How Strategic Value Drivers Influence Firm Value in India? An Econometric Analysis

Abstract
The purpose of the study is to determine the drivers that influence firm value since, those drivers can either increase or decrease this value depending upon the tendencies of their changes. This study specifically, empirically, examines how strategic value drivers influence firm value in India? The study focuses on six important strategic value drivers namely capital structure, ownership structure, dividend policy, intensity of R&D, intensity of advertisement, and intensity of employee compensation. The study uses cross sectional time series data from 31st mar 2002 to 31st mar 2011, all 3750 BSE listed manufacturing companies are considered for the purpose of the study.

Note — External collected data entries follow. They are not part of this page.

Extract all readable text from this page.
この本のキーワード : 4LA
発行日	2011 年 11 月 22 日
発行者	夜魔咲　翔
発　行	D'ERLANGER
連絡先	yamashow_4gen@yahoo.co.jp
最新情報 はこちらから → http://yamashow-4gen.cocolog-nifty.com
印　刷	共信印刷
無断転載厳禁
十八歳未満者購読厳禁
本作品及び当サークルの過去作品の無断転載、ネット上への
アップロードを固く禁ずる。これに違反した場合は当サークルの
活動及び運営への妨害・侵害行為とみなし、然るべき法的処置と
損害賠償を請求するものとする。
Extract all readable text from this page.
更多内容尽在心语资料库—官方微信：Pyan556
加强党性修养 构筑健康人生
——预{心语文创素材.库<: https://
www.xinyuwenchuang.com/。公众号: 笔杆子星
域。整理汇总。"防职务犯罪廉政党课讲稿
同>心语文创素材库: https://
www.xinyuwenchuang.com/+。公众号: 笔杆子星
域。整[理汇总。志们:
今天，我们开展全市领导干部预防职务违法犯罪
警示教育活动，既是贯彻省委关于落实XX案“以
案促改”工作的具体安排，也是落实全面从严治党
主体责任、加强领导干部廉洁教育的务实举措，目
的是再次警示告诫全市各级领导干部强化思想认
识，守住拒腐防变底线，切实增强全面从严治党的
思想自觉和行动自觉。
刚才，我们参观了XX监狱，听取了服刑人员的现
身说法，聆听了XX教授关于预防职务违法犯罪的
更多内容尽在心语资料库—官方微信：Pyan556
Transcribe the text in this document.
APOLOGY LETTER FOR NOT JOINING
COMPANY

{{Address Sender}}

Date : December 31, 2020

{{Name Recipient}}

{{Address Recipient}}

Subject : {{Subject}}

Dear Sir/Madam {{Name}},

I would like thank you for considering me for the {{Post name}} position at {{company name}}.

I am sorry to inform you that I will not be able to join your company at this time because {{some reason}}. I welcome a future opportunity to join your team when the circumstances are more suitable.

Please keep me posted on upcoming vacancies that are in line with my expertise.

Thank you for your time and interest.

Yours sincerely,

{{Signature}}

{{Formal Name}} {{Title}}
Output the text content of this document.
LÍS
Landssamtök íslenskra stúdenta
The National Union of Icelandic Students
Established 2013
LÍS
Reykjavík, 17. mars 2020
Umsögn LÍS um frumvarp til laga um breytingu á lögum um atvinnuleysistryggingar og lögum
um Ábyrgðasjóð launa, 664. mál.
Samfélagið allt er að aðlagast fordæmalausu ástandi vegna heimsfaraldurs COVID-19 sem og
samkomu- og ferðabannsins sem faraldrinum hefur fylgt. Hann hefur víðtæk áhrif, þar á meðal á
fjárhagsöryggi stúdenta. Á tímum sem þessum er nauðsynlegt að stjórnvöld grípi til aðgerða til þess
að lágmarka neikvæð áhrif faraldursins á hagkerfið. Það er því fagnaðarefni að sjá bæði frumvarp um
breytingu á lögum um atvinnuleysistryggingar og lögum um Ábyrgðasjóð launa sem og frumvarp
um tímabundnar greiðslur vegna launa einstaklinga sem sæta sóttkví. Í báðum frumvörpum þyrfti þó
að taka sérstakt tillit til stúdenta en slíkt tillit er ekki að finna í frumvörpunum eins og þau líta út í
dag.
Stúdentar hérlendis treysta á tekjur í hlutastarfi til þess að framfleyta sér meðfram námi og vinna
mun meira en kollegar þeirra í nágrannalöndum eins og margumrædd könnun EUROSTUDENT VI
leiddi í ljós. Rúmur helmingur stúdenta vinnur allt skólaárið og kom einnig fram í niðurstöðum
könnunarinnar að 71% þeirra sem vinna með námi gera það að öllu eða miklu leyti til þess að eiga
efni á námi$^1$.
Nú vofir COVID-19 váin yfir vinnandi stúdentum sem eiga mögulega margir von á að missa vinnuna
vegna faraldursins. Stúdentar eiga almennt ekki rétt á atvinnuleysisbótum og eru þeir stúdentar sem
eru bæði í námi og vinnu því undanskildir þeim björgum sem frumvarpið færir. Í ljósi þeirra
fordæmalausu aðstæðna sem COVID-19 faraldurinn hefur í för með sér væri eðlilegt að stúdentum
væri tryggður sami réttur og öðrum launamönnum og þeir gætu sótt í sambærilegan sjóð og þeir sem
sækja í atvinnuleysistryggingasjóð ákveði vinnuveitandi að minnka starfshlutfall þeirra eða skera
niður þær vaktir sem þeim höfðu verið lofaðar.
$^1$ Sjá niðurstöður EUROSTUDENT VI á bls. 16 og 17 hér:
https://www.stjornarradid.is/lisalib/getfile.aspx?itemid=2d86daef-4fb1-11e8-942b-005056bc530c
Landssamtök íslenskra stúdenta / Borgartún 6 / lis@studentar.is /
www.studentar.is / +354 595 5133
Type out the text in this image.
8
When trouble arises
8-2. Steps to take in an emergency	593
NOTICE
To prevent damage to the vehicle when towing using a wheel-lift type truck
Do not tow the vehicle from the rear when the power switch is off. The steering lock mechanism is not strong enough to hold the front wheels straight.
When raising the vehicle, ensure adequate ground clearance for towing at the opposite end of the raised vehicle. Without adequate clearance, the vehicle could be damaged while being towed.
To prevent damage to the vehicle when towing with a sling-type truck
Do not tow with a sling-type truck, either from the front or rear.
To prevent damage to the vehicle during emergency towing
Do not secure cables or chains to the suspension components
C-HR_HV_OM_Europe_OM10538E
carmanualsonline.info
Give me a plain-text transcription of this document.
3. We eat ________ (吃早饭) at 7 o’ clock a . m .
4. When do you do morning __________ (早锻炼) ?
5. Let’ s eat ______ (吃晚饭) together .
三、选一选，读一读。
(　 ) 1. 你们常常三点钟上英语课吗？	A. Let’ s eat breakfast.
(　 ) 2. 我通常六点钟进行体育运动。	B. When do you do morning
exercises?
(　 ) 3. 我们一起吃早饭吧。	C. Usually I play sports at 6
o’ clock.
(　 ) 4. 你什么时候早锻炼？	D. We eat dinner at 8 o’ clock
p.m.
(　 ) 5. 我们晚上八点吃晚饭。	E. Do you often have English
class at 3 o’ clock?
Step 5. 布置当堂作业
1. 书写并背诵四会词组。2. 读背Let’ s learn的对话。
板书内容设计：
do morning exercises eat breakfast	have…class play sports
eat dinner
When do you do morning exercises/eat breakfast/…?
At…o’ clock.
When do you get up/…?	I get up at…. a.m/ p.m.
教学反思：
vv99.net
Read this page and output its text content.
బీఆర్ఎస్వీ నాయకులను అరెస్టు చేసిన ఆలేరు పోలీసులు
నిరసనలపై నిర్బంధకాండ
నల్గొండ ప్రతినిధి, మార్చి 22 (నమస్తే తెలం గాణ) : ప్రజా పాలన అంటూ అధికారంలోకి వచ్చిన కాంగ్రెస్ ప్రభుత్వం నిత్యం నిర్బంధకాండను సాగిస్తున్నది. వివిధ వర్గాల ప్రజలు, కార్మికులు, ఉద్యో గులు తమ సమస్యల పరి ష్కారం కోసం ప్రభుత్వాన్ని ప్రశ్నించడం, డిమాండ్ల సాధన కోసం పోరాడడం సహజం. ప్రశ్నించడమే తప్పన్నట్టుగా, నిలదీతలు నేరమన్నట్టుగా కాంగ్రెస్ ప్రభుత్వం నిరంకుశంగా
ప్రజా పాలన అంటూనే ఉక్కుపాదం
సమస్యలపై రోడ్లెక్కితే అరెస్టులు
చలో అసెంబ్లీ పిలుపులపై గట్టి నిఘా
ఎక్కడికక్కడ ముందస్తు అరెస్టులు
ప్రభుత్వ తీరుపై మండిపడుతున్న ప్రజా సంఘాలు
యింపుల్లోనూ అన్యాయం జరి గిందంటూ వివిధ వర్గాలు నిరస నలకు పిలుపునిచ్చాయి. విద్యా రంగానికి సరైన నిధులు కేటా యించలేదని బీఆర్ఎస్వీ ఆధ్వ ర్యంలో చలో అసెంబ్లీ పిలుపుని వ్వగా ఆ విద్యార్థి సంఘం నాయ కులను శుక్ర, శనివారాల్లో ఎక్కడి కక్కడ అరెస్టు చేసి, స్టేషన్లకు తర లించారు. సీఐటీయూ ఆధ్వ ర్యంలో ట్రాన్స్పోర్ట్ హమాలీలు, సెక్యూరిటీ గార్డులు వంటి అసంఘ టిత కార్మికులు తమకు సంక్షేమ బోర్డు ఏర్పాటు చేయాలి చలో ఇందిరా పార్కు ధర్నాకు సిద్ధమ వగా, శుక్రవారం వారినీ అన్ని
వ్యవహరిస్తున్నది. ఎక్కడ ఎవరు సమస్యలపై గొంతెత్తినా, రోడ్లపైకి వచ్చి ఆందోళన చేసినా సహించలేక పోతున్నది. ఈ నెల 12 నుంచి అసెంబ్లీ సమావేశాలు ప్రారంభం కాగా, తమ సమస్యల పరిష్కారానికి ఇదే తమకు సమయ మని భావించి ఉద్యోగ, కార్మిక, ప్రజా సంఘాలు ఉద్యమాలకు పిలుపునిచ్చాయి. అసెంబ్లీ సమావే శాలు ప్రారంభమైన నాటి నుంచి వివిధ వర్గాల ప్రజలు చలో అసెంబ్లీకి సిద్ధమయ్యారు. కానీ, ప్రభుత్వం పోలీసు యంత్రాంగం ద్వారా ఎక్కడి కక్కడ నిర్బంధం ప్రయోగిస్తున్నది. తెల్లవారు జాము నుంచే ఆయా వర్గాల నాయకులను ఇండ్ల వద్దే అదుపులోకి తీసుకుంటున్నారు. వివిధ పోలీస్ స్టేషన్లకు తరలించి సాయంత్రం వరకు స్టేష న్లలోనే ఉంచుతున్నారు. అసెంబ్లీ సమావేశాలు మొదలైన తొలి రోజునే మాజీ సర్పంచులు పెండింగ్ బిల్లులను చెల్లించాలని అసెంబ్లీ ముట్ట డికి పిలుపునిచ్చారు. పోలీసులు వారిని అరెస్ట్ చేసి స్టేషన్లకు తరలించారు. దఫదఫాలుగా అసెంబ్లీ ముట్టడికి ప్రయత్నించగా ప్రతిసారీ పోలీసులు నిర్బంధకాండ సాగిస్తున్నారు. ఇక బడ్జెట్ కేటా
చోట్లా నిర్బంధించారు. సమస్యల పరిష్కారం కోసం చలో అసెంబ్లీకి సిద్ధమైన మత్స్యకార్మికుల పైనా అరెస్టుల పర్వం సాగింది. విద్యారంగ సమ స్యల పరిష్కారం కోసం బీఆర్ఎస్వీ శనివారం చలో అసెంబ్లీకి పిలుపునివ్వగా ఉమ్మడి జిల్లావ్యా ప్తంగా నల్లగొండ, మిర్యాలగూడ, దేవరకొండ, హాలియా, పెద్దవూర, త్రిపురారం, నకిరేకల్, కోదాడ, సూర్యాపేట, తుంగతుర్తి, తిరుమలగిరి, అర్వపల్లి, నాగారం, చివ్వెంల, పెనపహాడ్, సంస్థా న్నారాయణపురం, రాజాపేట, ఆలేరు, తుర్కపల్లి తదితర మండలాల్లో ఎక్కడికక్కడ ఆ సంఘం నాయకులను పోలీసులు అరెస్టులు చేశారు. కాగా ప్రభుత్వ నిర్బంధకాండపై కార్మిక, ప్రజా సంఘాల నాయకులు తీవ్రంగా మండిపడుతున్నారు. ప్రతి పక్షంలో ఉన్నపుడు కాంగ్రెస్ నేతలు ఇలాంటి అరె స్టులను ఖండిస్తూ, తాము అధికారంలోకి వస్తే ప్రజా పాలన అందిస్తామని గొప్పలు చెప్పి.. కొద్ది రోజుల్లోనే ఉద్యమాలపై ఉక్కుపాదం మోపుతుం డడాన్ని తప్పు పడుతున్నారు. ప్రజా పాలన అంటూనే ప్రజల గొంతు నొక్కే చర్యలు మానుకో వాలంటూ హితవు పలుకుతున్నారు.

The study uses panel regression with four different model specifications (the pooled regression model; the between effects model; the fixed effects model; and the random effects model) and will identify the best model specification for the regression analysis. Variables for the study are collected from the CMIE’s prowess data base (release 4). The results of the study have implications, both theoretical and practical, for the field of strategic management and financing decisions of the firm’s in India. If we see manufacturing industry as a whole we find that the strategy of pay-out policy, presence of foreign promoters, R&D intensity, and advertisement intensity has significant positive relationship with firm value. But in case of leverage the study explores the presence negative relationship with firm value. Intensity of employee compensation and directors remuneration as percentage of employee compensation has no significant relation with firm value but at the same time we find that compensation per thousand employees has significant positive relationship with firm value. The study will help practitioners understand the level of impact of each strategy and take appropriate actions to improve the performance.